Operação Shadowgun desarticula quadrilha que fabricava armas em impressoras 3D

Investigação revela esquema interestadual liderado por engenheiro que utilizava a dark web e criptomoedas para vender "armas fantasmas"

Uma força-tarefa liderada pela Polícia Civil do Rio de Janeiro e pelo Ministério Público (MPRJ) deflagrou, nesta quinta-feira (12), a Operação Shadowgun para combater uma organização criminosa especializada na produção e venda de armas e acessórios fabricados em impressoras 3D. A ação visa cumprir quatro mandados de prisão e 32 de busca e apreensão no Rio de Janeiro e em outros 10 estados brasileiros, atingindo endereços de produtores, vendedores e compradores desses equipamentos. Até o momento, uma pessoa foi presa. Os suspeitos foram denunciados pelo CyberGaeco e responderão por crimes como organização criminosa, lavagem de dinheiro e comércio ilegal de armas de fogo.
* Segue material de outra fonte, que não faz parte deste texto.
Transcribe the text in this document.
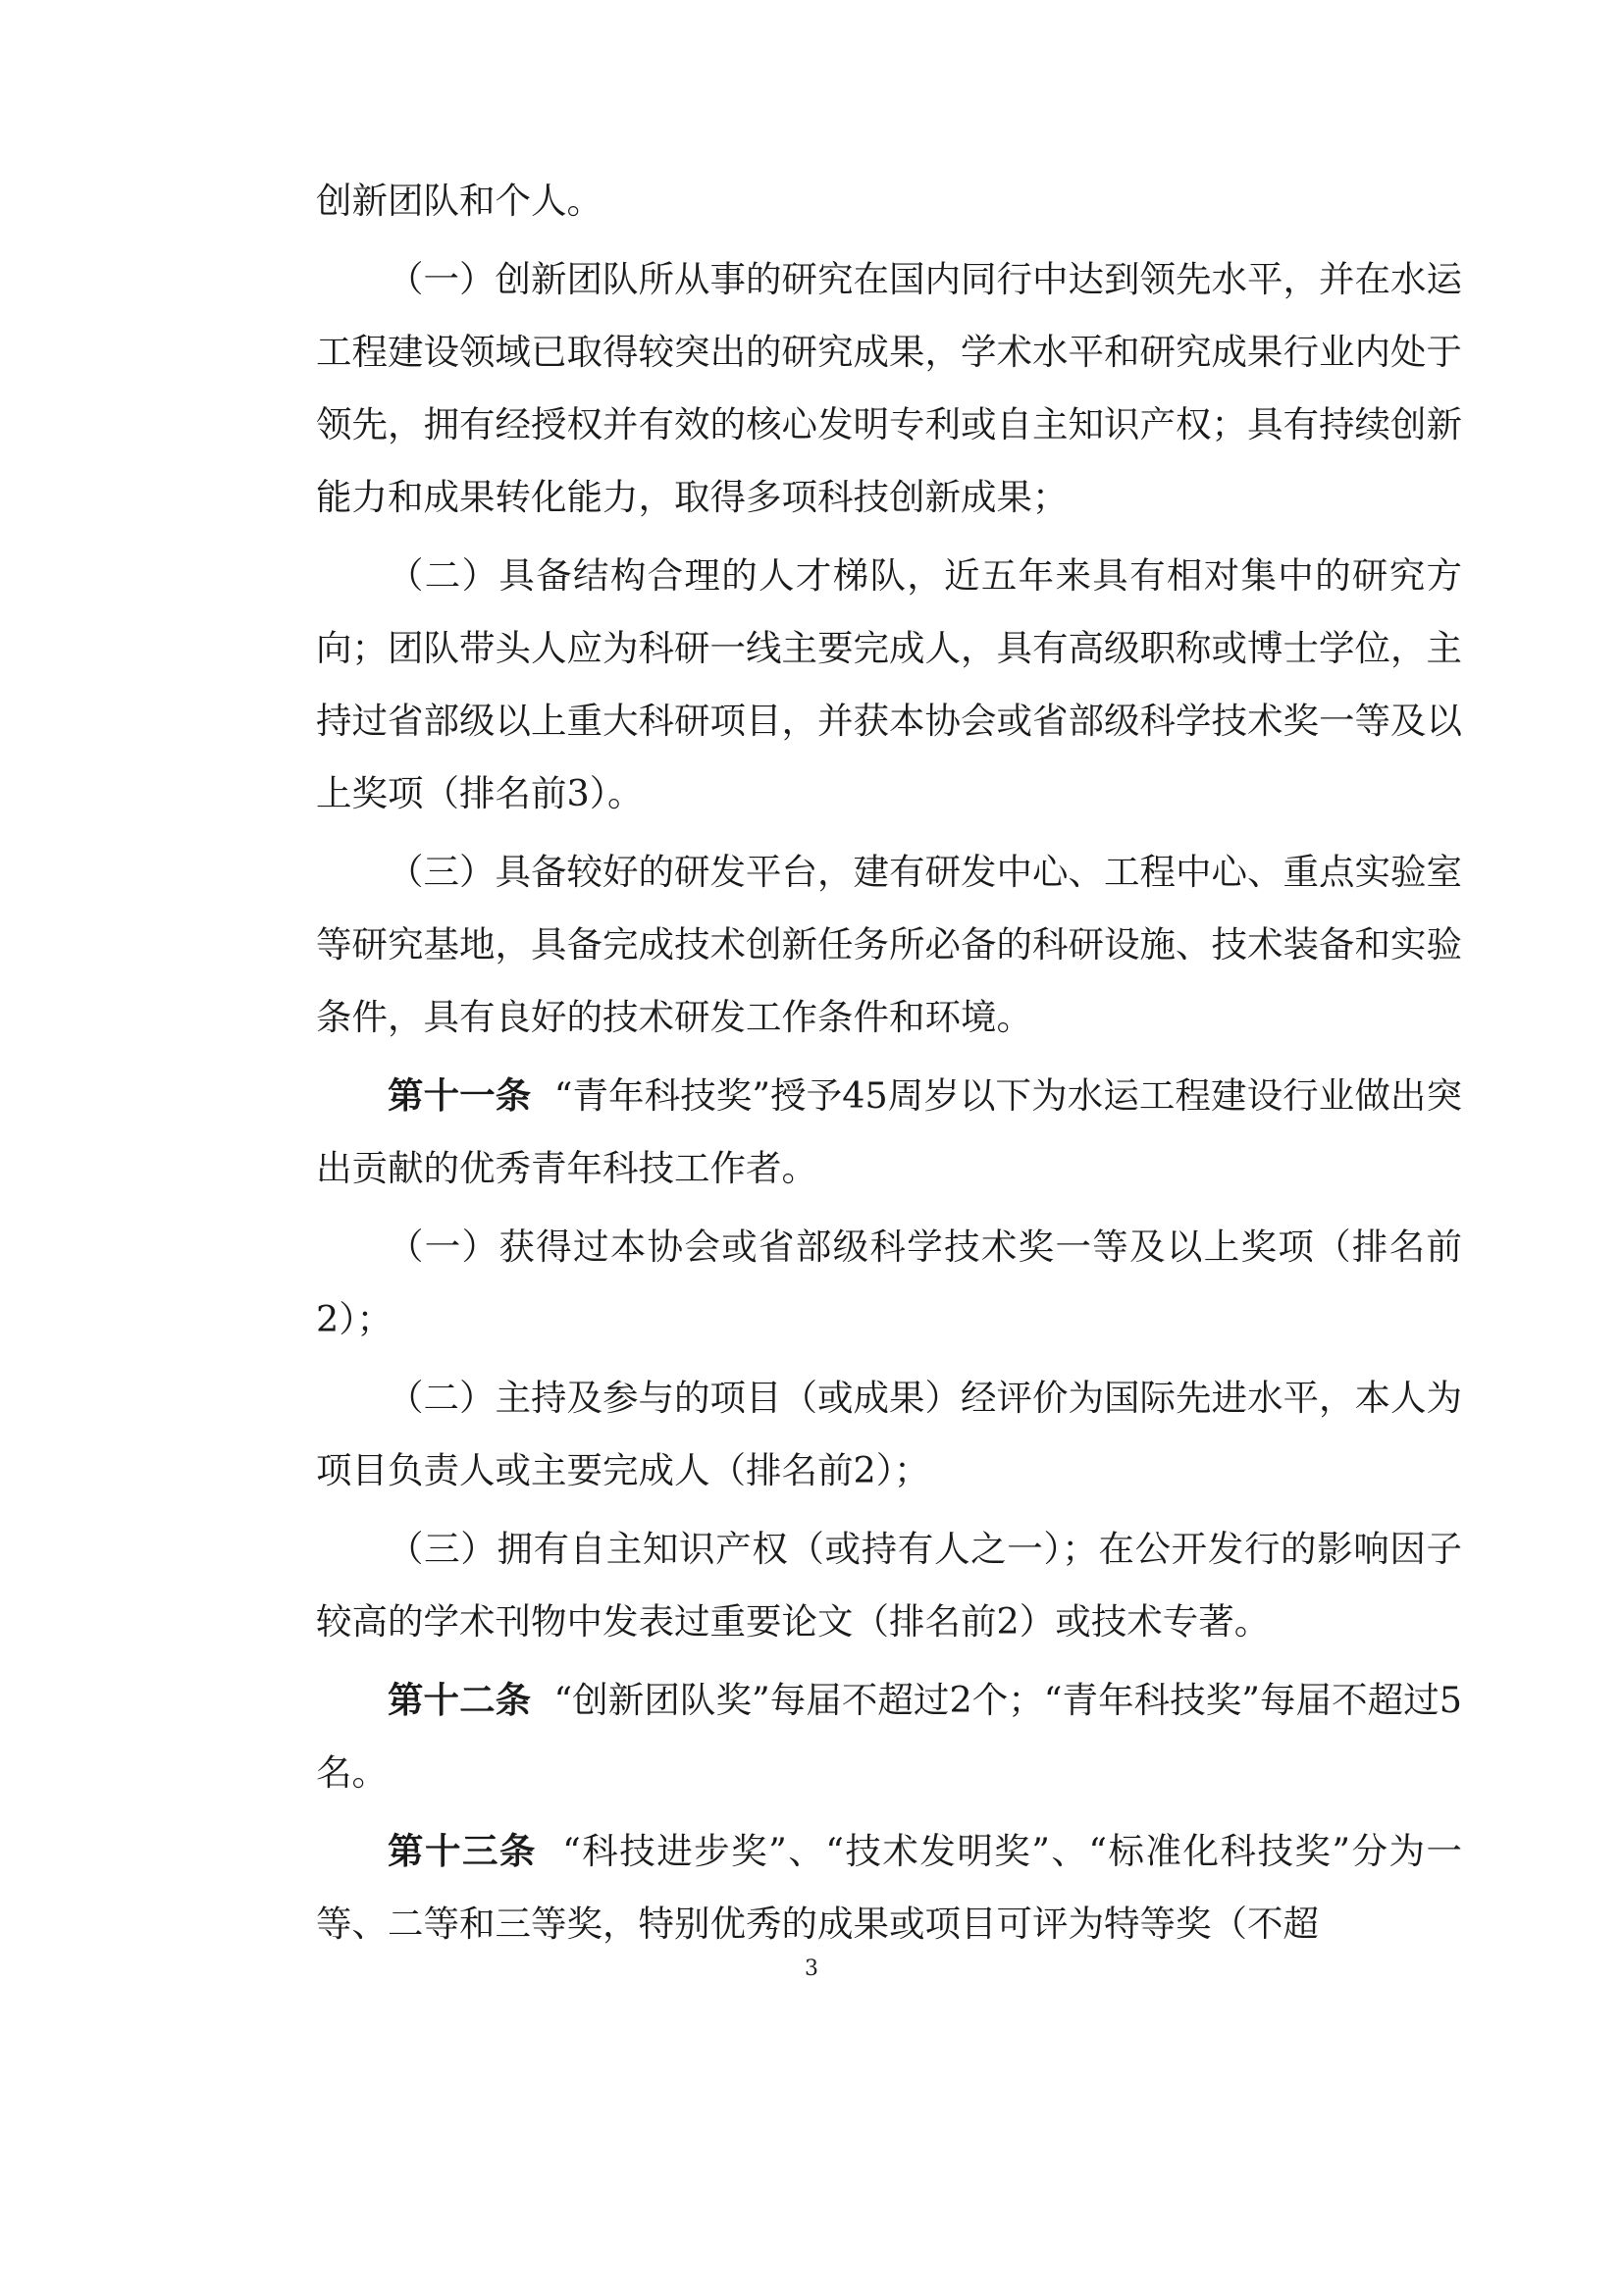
创新团队和个人。

（一）创新团队所从事的研究在国内同行中达到领先水平，并在水运工程建设领域已取得较突出的研究成果，学术水平和研究成果行业内处于领先，拥有经授权并有效的核心发明专利或自主知识产权；具有持续创新能力和成果转化能力，取得多项科技创新成果；

（二）具备结构合理的人才梯队，近五年来具有相对集中的研究方向；团队带头人应为科研一线主要完成人，具有高级职称或博士学位，主持过省部级以上重大科研项目，并获本协会或省部级科学技术奖一等及以上奖项（排名前3）。

（三）具备较好的研发平台，建有研发中心、工程中心、重点实验室等研究基地，具备完成技术创新任务所必备的科研设施、技术装备和实验条件，具有良好的技术研发工作条件和环境。

第十一条 “青年科技奖”授予45周岁以下为水运工程建设行业做出突出贡献的优秀青年科技工作者。

（一）获得过本协会或省部级科学技术奖一等及以上奖项（排名前2）；

（二）主持及参与的项目（或成果）经评价为国际先进水平，本人为项目负责人或主要完成人（排名前2）；

（三）拥有自主知识产权（或持有人之一）；在公开发行的影响因子较高的学术刊物中发表过重要论文（排名前2）或技术专著。

第十二条 “创新团队奖”每届不超过2个；“青年科技奖”每届不超过5名。

第十三条 “科技进步奖”、“技术发明奖”、“标准化科技奖”分为一等、二等和三等奖，特别优秀的成果或项目可评为特等奖（不超

3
A investigação, conduzida pela 32ª DP (Taquara), teve início após alertas de órgãos internacionais sobre um usuário que comercializava armamentos impossíveis de rastrear, conhecidos como “armas fantasmas”. O grupo era liderado por um engenheiro de controle e automação que, usando um pseudônimo, publicava testes balísticos e tutoriais detalhados em redes sociais e fóruns da dark web. O principal produto era uma arma semiautomática cujo manual de fabricação possuía mais de cem páginas, permitindo que qualquer pessoa com uma impressora 3D de baixo custo montasse o armamento em poucas semanas.

Além da venda dos projetos e peças, a quadrilha compartilhava um manifesto ideológico defendendo o porte irrestrito de armas e utilizava criptomoedas para financiar as operações e dificultar o rastreamento financeiro. A operação conta com o apoio do Ministério da Justiça e Segurança Pública e mobiliza delegacias e grupos de atuação especial (Gaecos) nos estados de São Paulo, Espírito Santo, Rio Grande do Sul, Pará, Paraíba, Minas Gerais, Santa Catarina, Goiás, Bahia e Roraima, evidenciando o alcance nacional da rede criminosa.